Надо слушать звезду, и ничего больше. У звезды был женский голос, низкий, хриплый, как у горожанки, с чужеземной интонацией. Я часто теряю звезду из вида, потому что вокруг бьется и корчится тьма, но я все время слышала ее пение, чистое, как утренний ветер. Если она по-прежнему будет петь, в один прекрасный день я ее догоню, и тогда она скажет мне мое имя.

На этот раз смерть была совсем другой. На этот раз смерть кипит, бурлит, кишит движением, красками и мирской суетой. Почти как обычная рыночная площадь, если не считать тех, кто стоит за прилавками и того, чем тут торгуют. Эти существа и вещи невозможно ни вообразить, ни описать словами. Впрочем, это неважно, потому что они все равно были не настоящие. Вот речное дно — настоящее.
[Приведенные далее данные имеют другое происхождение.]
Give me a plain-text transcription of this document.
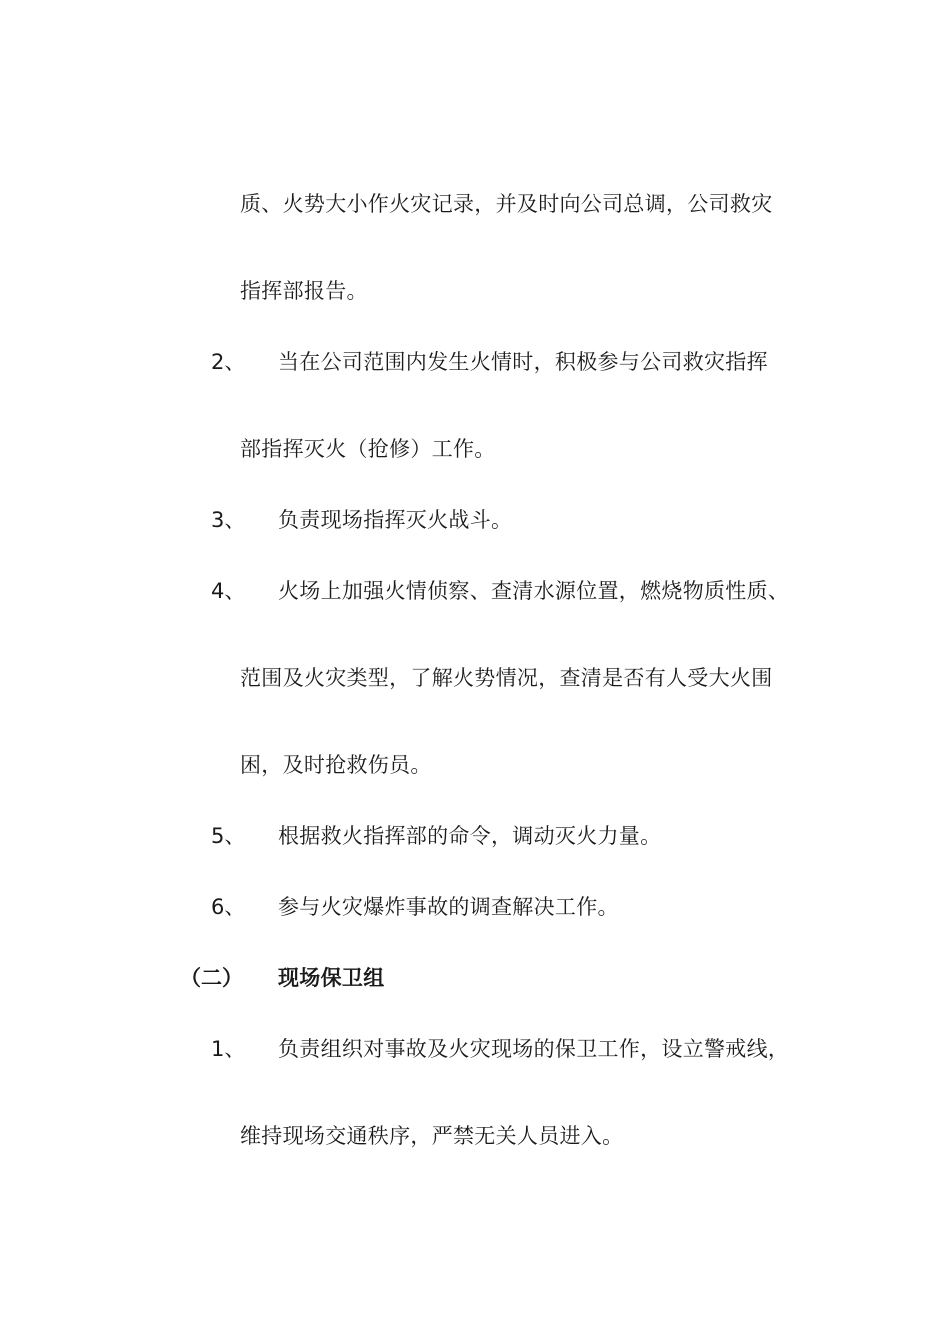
质、火势大小作火灾记录，并及时向公司总调，公司救灾
指挥部报告。
2、 当在公司范围内发生火情时，积极参与公司救灾指挥
部指挥灭火（抢修）工作。
3、 负责现场指挥灭火战斗。
4、 火场上加强火情侦察、查清水源位置，燃烧物质性质、
范围及火灾类型，了解火势情况，查清是否有人受大火围
困，及时抢救伤员。
5、 根据救火指挥部的命令，调动灭火力量。
6、 参与火灾爆炸事故的调查解决工作。
（二） 现场保卫组
1、 负责组织对事故及火灾现场的保卫工作，设立警戒线，
维持现场交通秩序，严禁无关人员进入。
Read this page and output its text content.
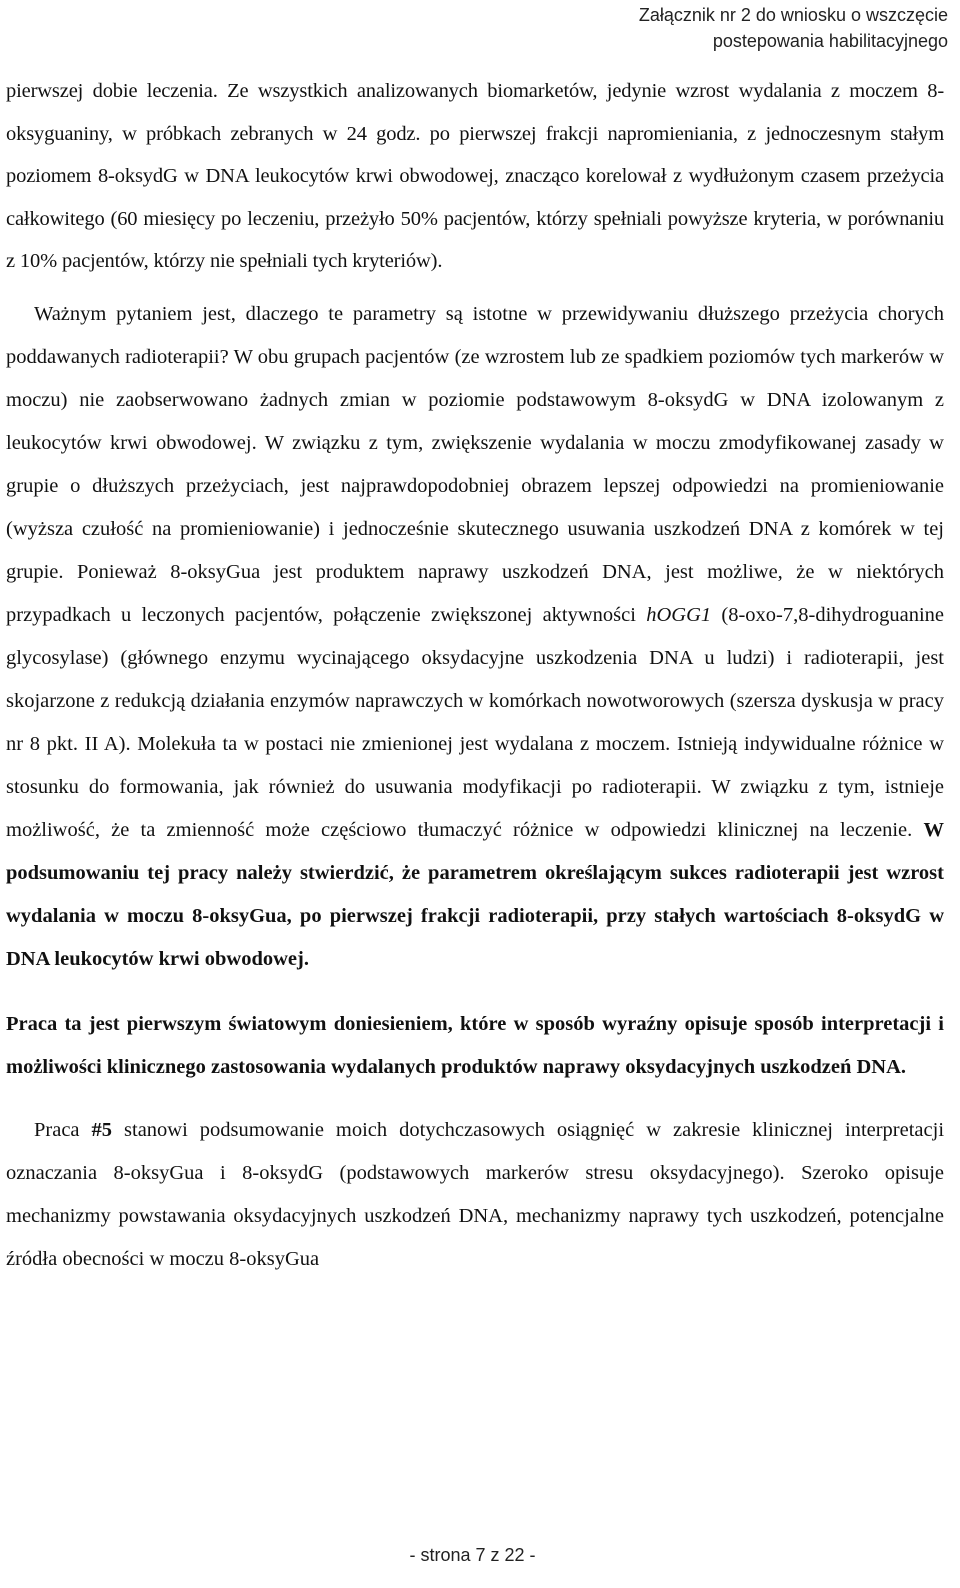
Załącznik nr 2 do wniosku o wszczęcie
postepowania habilitacyjnego

pierwszej dobie leczenia. Ze wszystkich analizowanych biomarketów, jedynie wzrost wydalania z moczem 8-oksyguaniny, w próbkach zebranych w 24 godz. po pierwszej frakcji napromieniania, z jednoczesnym stałym poziomem 8-oksydG w DNA leukocytów krwi obwodowej, znacząco korelował z wydłużonym czasem przeżycia całkowitego (60 miesięcy po leczeniu, przeżyło 50% pacjentów, którzy spełniali powyższe kryteria, w porównaniu z 10% pacjentów, którzy nie spełniali tych kryteriów).

Ważnym pytaniem jest, dlaczego te parametry są istotne w przewidywaniu dłuższego przeżycia chorych poddawanych radioterapii? W obu grupach pacjentów (ze wzrostem lub ze spadkiem poziomów tych markerów w moczu) nie zaobserwowano żadnych zmian w poziomie podstawowym 8-oksydG w DNA izolowanym z leukocytów krwi obwodowej. W związku z tym, zwiększenie wydalania w moczu zmodyfikowanej zasady w grupie o dłuższych przeżyciach, jest najprawdopodobniej obrazem lepszej odpowiedzi na promieniowanie (wyższa czułość na promieniowanie) i jednocześnie skutecznego usuwania uszkodzeń DNA z komórek w tej grupie. Ponieważ 8-oksyGua jest produktem naprawy uszkodzeń DNA, jest możliwe, że w niektórych przypadkach u leczonych pacjentów, połączenie zwiększonej aktywności hOGG1 (8-oxo-7,8-dihydroguanine glycosylase) (głównego enzymu wycinającego oksydacyjne uszkodzenia DNA u ludzi) i radioterapii, jest skojarzone z redukcją działania enzymów naprawczych w komórkach nowotworowych (szersza dyskusja w pracy nr 8 pkt. II A). Molekuła ta w postaci nie zmienionej jest wydalana z moczem. Istnieją indywidualne różnice w stosunku do formowania, jak również do usuwania modyfikacji po radioterapii. W związku z tym, istnieje możliwość, że ta zmienność może częściowo tłumaczyć różnice w odpowiedzi klinicznej na leczenie. W podsumowaniu tej pracy należy stwierdzić, że parametrem określającym sukces radioterapii jest wzrost wydalania w moczu 8-oksyGua, po pierwszej frakcji radioterapii, przy stałych wartościach 8-oksydG w DNA leukocytów krwi obwodowej.

Praca ta jest pierwszym światowym doniesieniem, które w sposób wyraźny opisuje sposób interpretacji i możliwości klinicznego zastosowania wydalanych produktów naprawy oksydacyjnych uszkodzeń DNA.

Praca #5 stanowi podsumowanie moich dotychczasowych osiągnięć w zakresie klinicznej interpretacji oznaczania 8-oksyGua i 8-oksydG (podstawowych markerów stresu oksydacyjnego). Szeroko opisuje mechanizmy powstawania oksydacyjnych uszkodzeń DNA, mechanizmy naprawy tych uszkodzeń, potencjalne źródła obecności w moczu 8-oksyGua

- strona 7 z 22 -
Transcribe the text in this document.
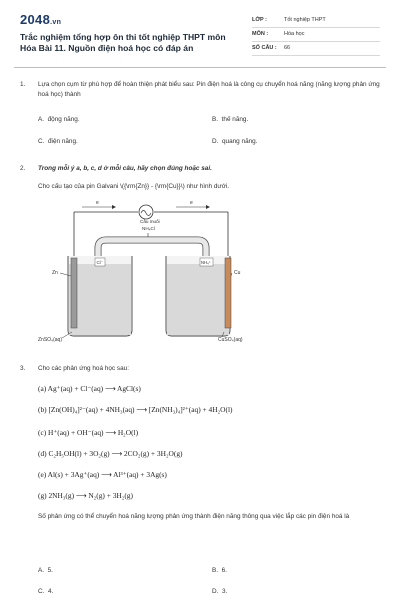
2048.vn
Trắc nghiệm tổng hợp ôn thi tốt nghiệp THPT môn Hóa Bài 11. Nguồn điện hoá học có đáp án
LỚP :	Tốt nghiệp THPT
MÔN :	Hóa học
SỐ CÂU : 66
1. Lựa chọn cụm từ phù hợp để hoàn thiện phát biểu sau: Pin điện hoá là công cụ chuyển hoá năng (năng lượng phản ứng hoá học) thành
A. động năng.	B. thế năng.
C. điện năng.	D. quang năng.
2. Trong mỗi ý a, b, c, d ở mỗi câu, hãy chọn đúng hoặc sai.
Cho cấu tạo của pin Galvani \({\rm{Zn}} - {\rm{Cu}}\) như hình dưới.
e	e
Cầu muối
NH₄Cl
Cl⁻	NH₄⁺
Zn	Cu
ZnSO₄(aq)	CuSO₄(aq)
3. Cho các phản ứng hoá học sau:
(a) Ag⁺(aq) + Cl⁻(aq) ⟶ AgCl(s)
(b) [Zn(OH)₄]²⁻(aq) + 4NH₃(aq) ⟶ [Zn(NH₃)₄]²⁺(aq) + 4H₂O(l)
(c) H⁺(aq) + OH⁻(aq) ⟶ H₂O(l)
(d) C₂H₅OH(l) + 3O₂(g) ⟶ 2CO₂(g) + 3H₂O(g)
(e) Al(s) + 3Ag⁺(aq) ⟶ Al³⁺(aq) + 3Ag(s)
(g) 2NH₃(g) ⟶ N₂(g) + 3H₂(g)
Số phản ứng có thể chuyển hoá năng lượng phản ứng thành điện năng thông qua việc lắp các pin điện hoá là
A. 5.	B. 6.
C. 4.	D. 3.
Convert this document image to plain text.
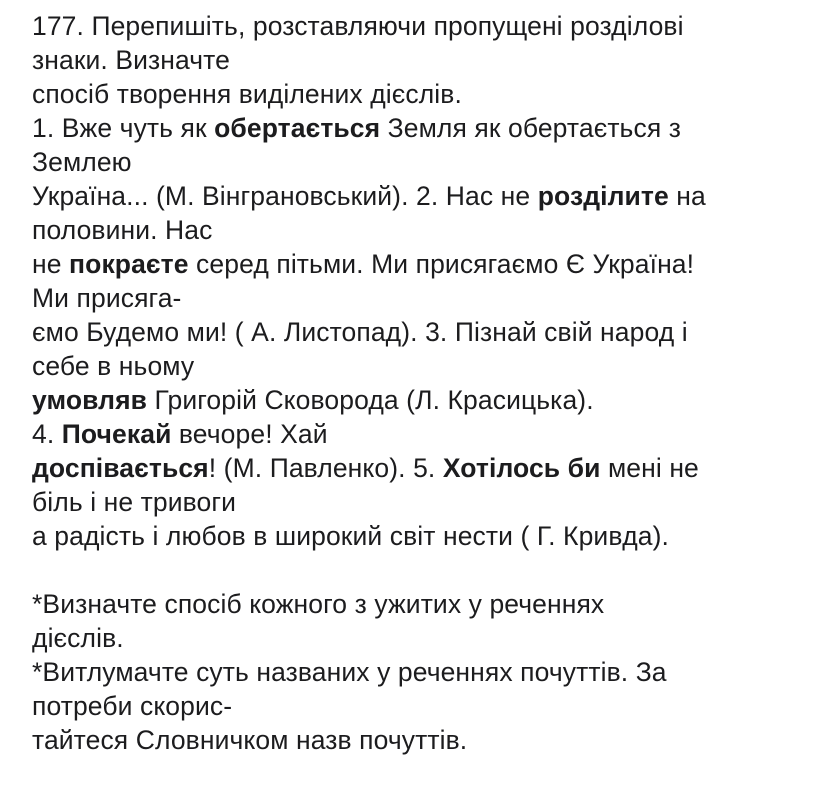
177. Перепишіть, розставляючи пропущені розділові
знаки. Визначте
спосіб творення виділених дієслів.
1. Вже чуть як обертається Земля як обертається з
Землею
Україна... (М. Вінграновський). 2. Нас не розділите на
половини. Нас
не покраєте серед пітьми. Ми присягаємо Є Україна!
Ми присяга-
ємо Будемо ми! ( А. Листопад). 3. Пізнай свій народ і
себе в ньому
умовляв Григорій Сковорода (Л. Красицька).
4. Почекай вечоре! Хай
доспівається! (М. Павленко). 5. Хотілось би мені не
біль і не тривоги
а радість і любов в широкий світ нести ( Г. Кривда).
*Визначте спосіб кожного з ужитих у реченнях
дієслів.
*Витлумачте суть названих у реченнях почуттів. За
потреби скорис-
тайтеся Словничком назв почуттів.
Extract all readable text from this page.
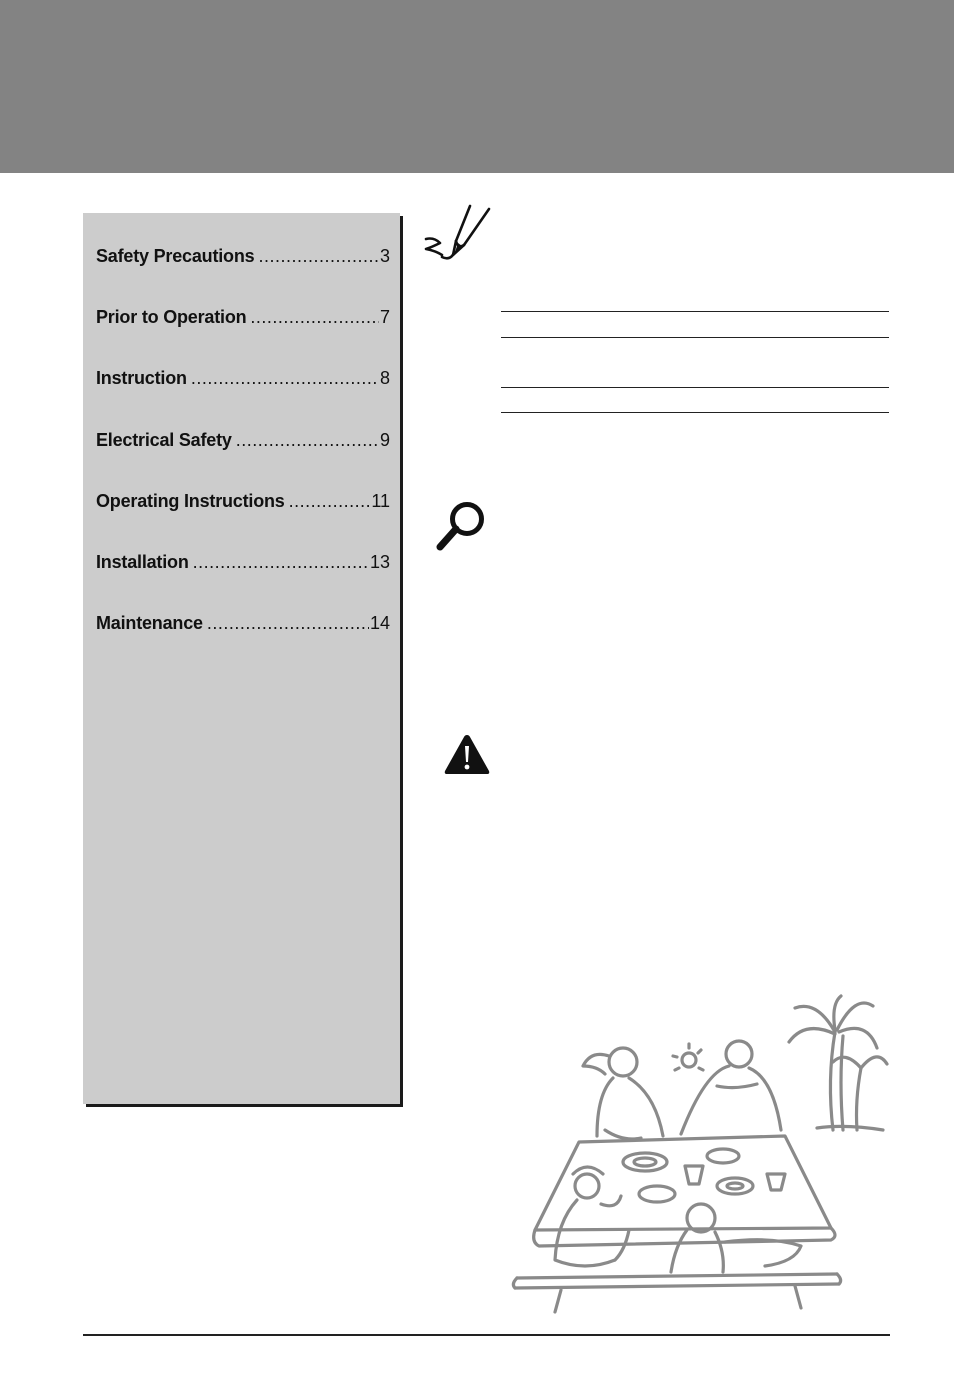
Safety Precautions .....	3
Prior to Operation .....	7
Instruction .....	8
Electrical Safety .....	9
Operating Instructions .....	11
Installation .....	13
Maintenance .....	14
Когда я прохожу мимо, они устремляются за мной, эти твари из огня и грязи, которые урчат, бормочут и терзают мою тень, потому что у них нет теней. Неважно. Эта смерть — сплошная тень; эта смерть была похожа на теневые фигурки на стене, которые кто-то делал — для кого? Что эта была за грязная оштукатуренная стена с длинной щелью возле кладовки с метлами, на которую отбрасывали тень тонкие гибкие пальцы, изображая шевелящихся чудищ? Эта смерть — подделка, жалкая страна, которая облезает слой за слоем, точно луковица, под ударами желтых когтей. И даже эта тварь снаружи — не более чем шумная тень, когда я наконец посмотрю ей в лицо, стоя над клочьями тьмы. Когти — дряблые и сморщенные, как гнилые овощи, и кровожадное хихиканье — всего-навсего старческий кашель. Неважно. Иду дальше.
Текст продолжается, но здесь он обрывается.